Soc.: "Perhaps, then, you are the man," he will say, "who says that it is beautiful for every one and always to be buried by one's offspring, and to bury one's parents; or was not Heracles included in ‘every one,' he and all those whom we just now mentioned?"

Hip.: But I did not say it was so for the gods.

Soc.: "Nor for the heroes either, apparently."

Hip.: Not those who were children of gods.

Soc.: "But those who were not?"

Hip.: Certainly.

Soc.: "Then again, according to your statement, among the heroes it is terrible and impious and disgraceful for Tantalus and Dardanus and Zethus, but beautiful for Pelops and the others who were born as he was?"

Hip.: I think so.

Soc.: "You think, then, what you did not say just now, that to bury one's parents and be buried by one's offspring is sometimes and for some persons disgraceful ; and it is still more impossible, as it seems, for this to become and to be beautiful for all, so that the same thing has happened to this as to the things we mentioned before, the maiden and the pot, in a still more ridiculous way than to them; it is beautiful for some and not beautiful for others.

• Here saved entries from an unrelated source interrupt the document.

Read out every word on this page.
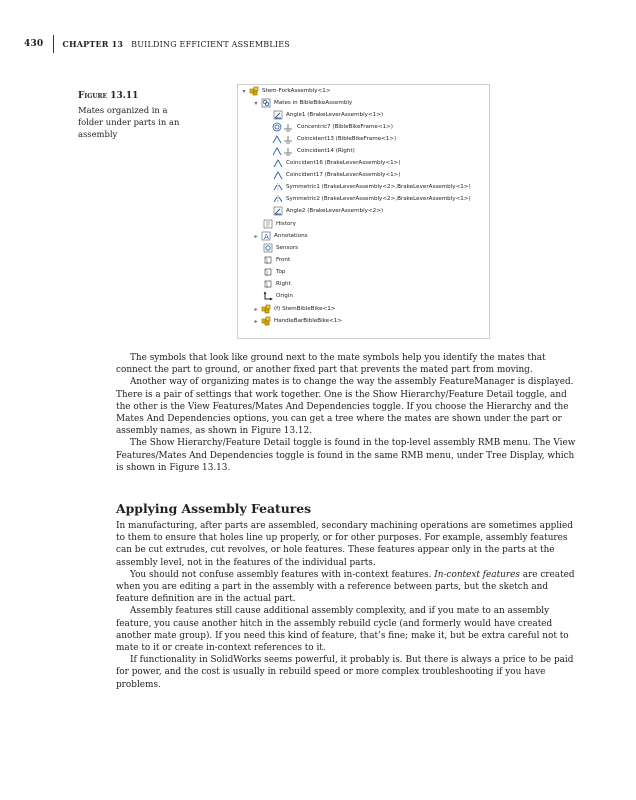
430 CHAPTER 13 BUILDING EFFICIENT ASSEMBLIES
Figure 13.11
Mates organized in a folder under parts in an assembly
▾	Stem-ForkAssembly<1>
▾	Mates in BibleBikeAssembly
Angle1 (BrakeLeverAssembly<1>)
Concentric7 (BibleBikeFrame<1>)
Coincident13 (BibleBikeFrame<1>)
Coincident14 (Right)
Coincident16 (BrakeLeverAssembly<1>)
Coincident17 (BrakeLeverAssembly<1>)
Symmetric1 (BrakeLeverAssembly<2>,BrakeLeverAssembly<1>)
Symmetric2 (BrakeLeverAssembly<2>,BrakeLeverAssembly<1>)
Angle2 (BrakeLeverAssembly<2>)
History
▸ A Annotations
Sensors
Front
Top
Right
Origin
▸	(f) StemBibleBike<1>
▸	HandleBarBibleBike<1>

The symbols that look like ground next to the mate symbols help you identify the mates that connect the part to ground, or another fixed part that prevents the mated part from moving.

Another way of organizing mates is to change the way the assembly FeatureManager is displayed. There is a pair of settings that work together. One is the Show Hierarchy/Feature Detail toggle, and the other is the View Features/Mates And Dependencies toggle. If you choose the Hierarchy and the Mates And Dependencies options, you can get a tree where the mates are shown under the part or assembly names, as shown in Figure 13.12.

The Show Hierarchy/Feature Detail toggle is found in the top-level assembly RMB menu. The View Features/Mates And Dependencies toggle is found in the same RMB menu, under Tree Display, which is shown in Figure 13.13.

Applying Assembly Features

In manufacturing, after parts are assembled, secondary machining operations are sometimes applied to them to ensure that holes line up properly, or for other purposes. For example, assembly features can be cut extrudes, cut revolves, or hole features. These features appear only in the parts at the assembly level, not in the features of the individual parts.

You should not confuse assembly features with in-context features. In-context features are created when you are editing a part in the assembly with a reference between parts, but the sketch and feature definition are in the actual part.

Assembly features still cause additional assembly complexity, and if you mate to an assembly feature, you cause another hitch in the assembly rebuild cycle (and formerly would have created another mate group). If you need this kind of feature, that’s fine; make it, but be extra careful not to mate to it or create in-context references to it.

If functionality in SolidWorks seems powerful, it probably is. But there is always a price to be paid for power, and the cost is usually in rebuild speed or more complex troubleshooting if you have problems.
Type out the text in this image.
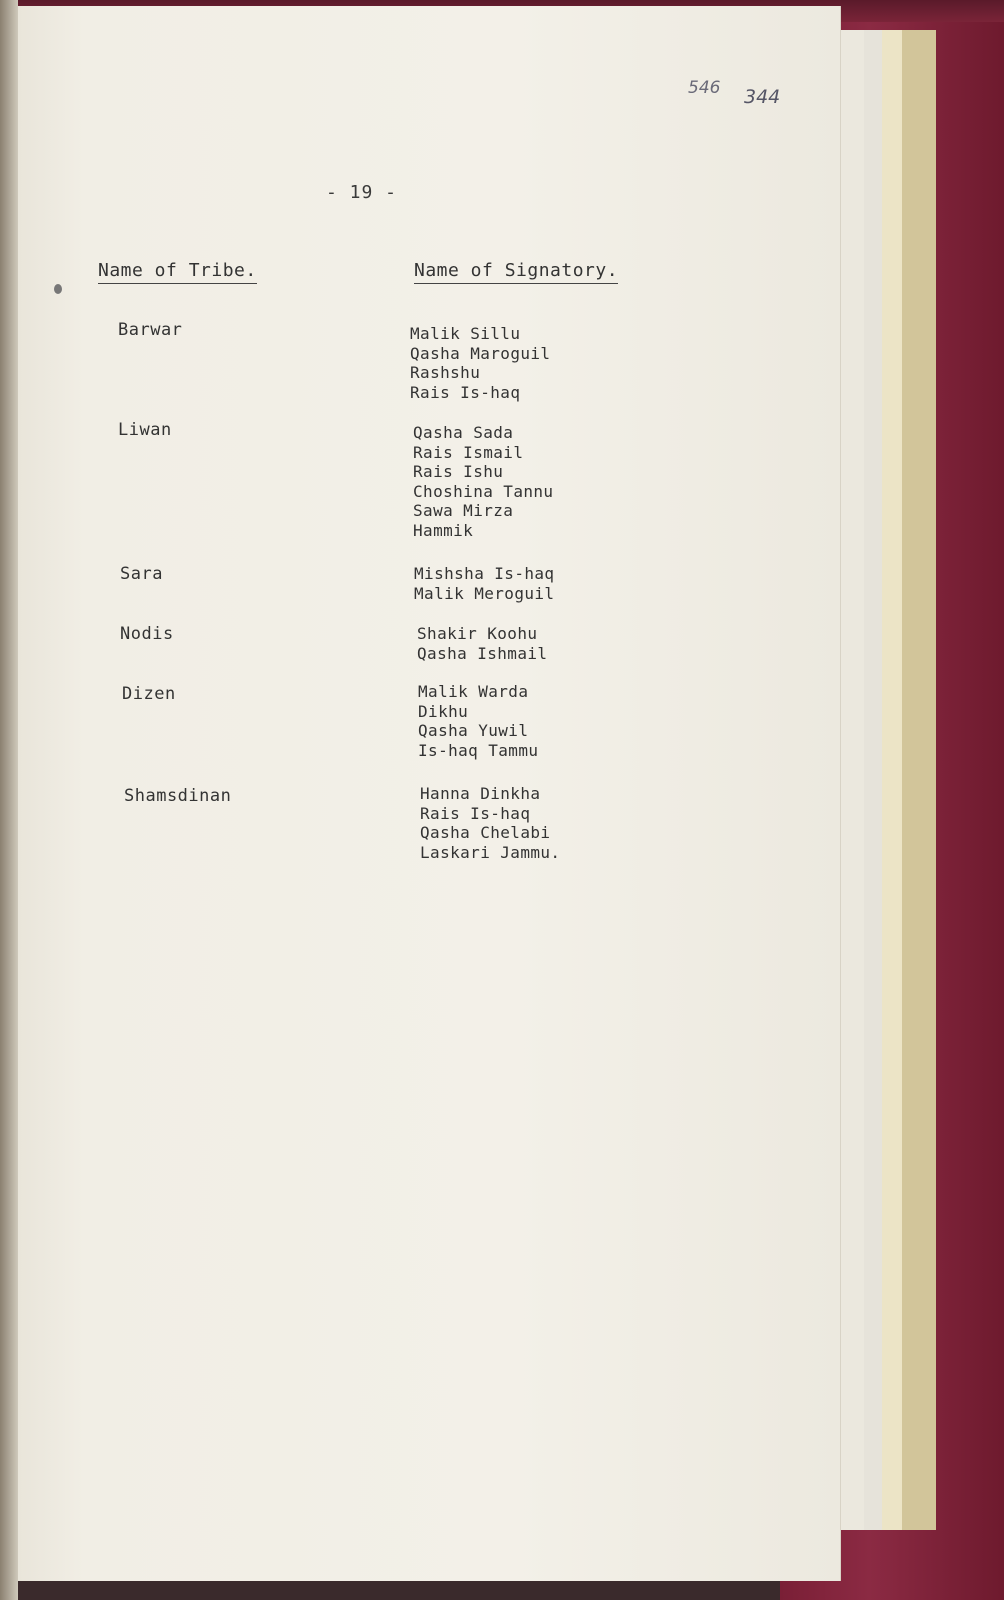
546 344
- 19 -
Name of Tribe.	Name of Signatory.
Barwar	Malik Sillu
Qasha Maroguil
Rashshu
Rais Is-haq
Liwan	Qasha Sada
Rais Ismail
Rais Ishu
Choshina Tannu
Sawa Mirza
Hammik
Sara	Mishsha Is-haq
Malik Meroguil
Nodis	Shakir Koohu
Qasha Ishmail
Dizen	Malik Warda
Dikhu
Qasha Yuwil
Is-haq Tammu
Shamsdinan	Hanna Dinkha
Rais Is-haq
Qasha Chelabi
Laskari Jammu.
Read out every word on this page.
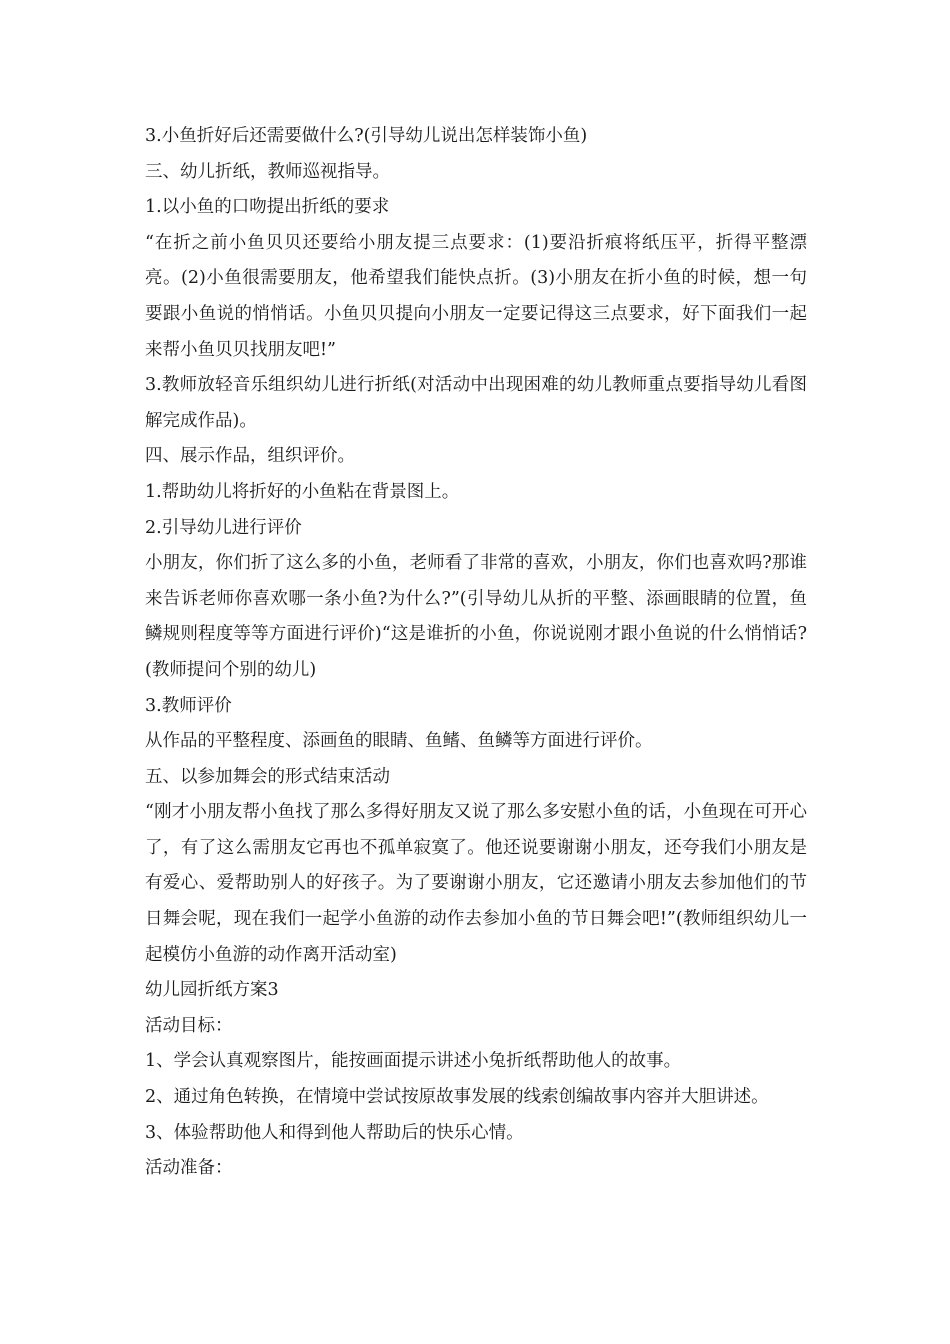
3.小鱼折好后还需要做什么?(引导幼儿说出怎样装饰小鱼)

三、幼儿折纸，教师巡视指导。

1.以小鱼的口吻提出折纸的要求

“在折之前小鱼贝贝还要给小朋友提三点要求：(1)要沿折痕将纸压平，折得平整漂亮。(2)小鱼很需要朋友，他希望我们能快点折。(3)小朋友在折小鱼的时候，想一句要跟小鱼说的悄悄话。小鱼贝贝提向小朋友一定要记得这三点要求，好下面我们一起来帮小鱼贝贝找朋友吧!”

3.教师放轻音乐组织幼儿进行折纸(对活动中出现困难的幼儿教师重点要指导幼儿看图解完成作品)。

四、展示作品，组织评价。

1.帮助幼儿将折好的小鱼粘在背景图上。

2.引导幼儿进行评价

小朋友，你们折了这么多的小鱼，老师看了非常的喜欢，小朋友，你们也喜欢吗?那谁来告诉老师你喜欢哪一条小鱼?为什么?”(引导幼儿从折的平整、添画眼睛的位置，鱼鳞规则程度等等方面进行评价)“这是谁折的小鱼，你说说刚才跟小鱼说的什么悄悄话?(教师提问个别的幼儿)

3.教师评价

从作品的平整程度、添画鱼的眼睛、鱼鳍、鱼鳞等方面进行评价。

五、以参加舞会的形式结束活动

“刚才小朋友帮小鱼找了那么多得好朋友又说了那么多安慰小鱼的话，小鱼现在可开心了，有了这么需朋友它再也不孤单寂寞了。他还说要谢谢小朋友，还夸我们小朋友是有爱心、爱帮助别人的好孩子。为了要谢谢小朋友，它还邀请小朋友去参加他们的节日舞会呢，现在我们一起学小鱼游的动作去参加小鱼的节日舞会吧!”(教师组织幼儿一起模仿小鱼游的动作离开活动室)

幼儿园折纸方案3

活动目标：

1、学会认真观察图片，能按画面提示讲述小兔折纸帮助他人的故事。

2、通过角色转换，在情境中尝试按原故事发展的线索创编故事内容并大胆讲述。

3、体验帮助他人和得到他人帮助后的快乐心情。

活动准备：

And you are not able yet, even today, Socrates," he will say, "to answer what is asked about the beautiful, namely what it is." With these words and the like he will rebuke me, if I reply to him in this way. For the most part, Hippias, he talks with me in some such way as that but sometimes, as if in pity for my inexperience and lack of training, he himself volunteers a question, and asks whether I think the beautiful is so and so or whatever else it is which happens to be the subject of our questions and our discussion.

Hip.: What do you mean by that, Socrates?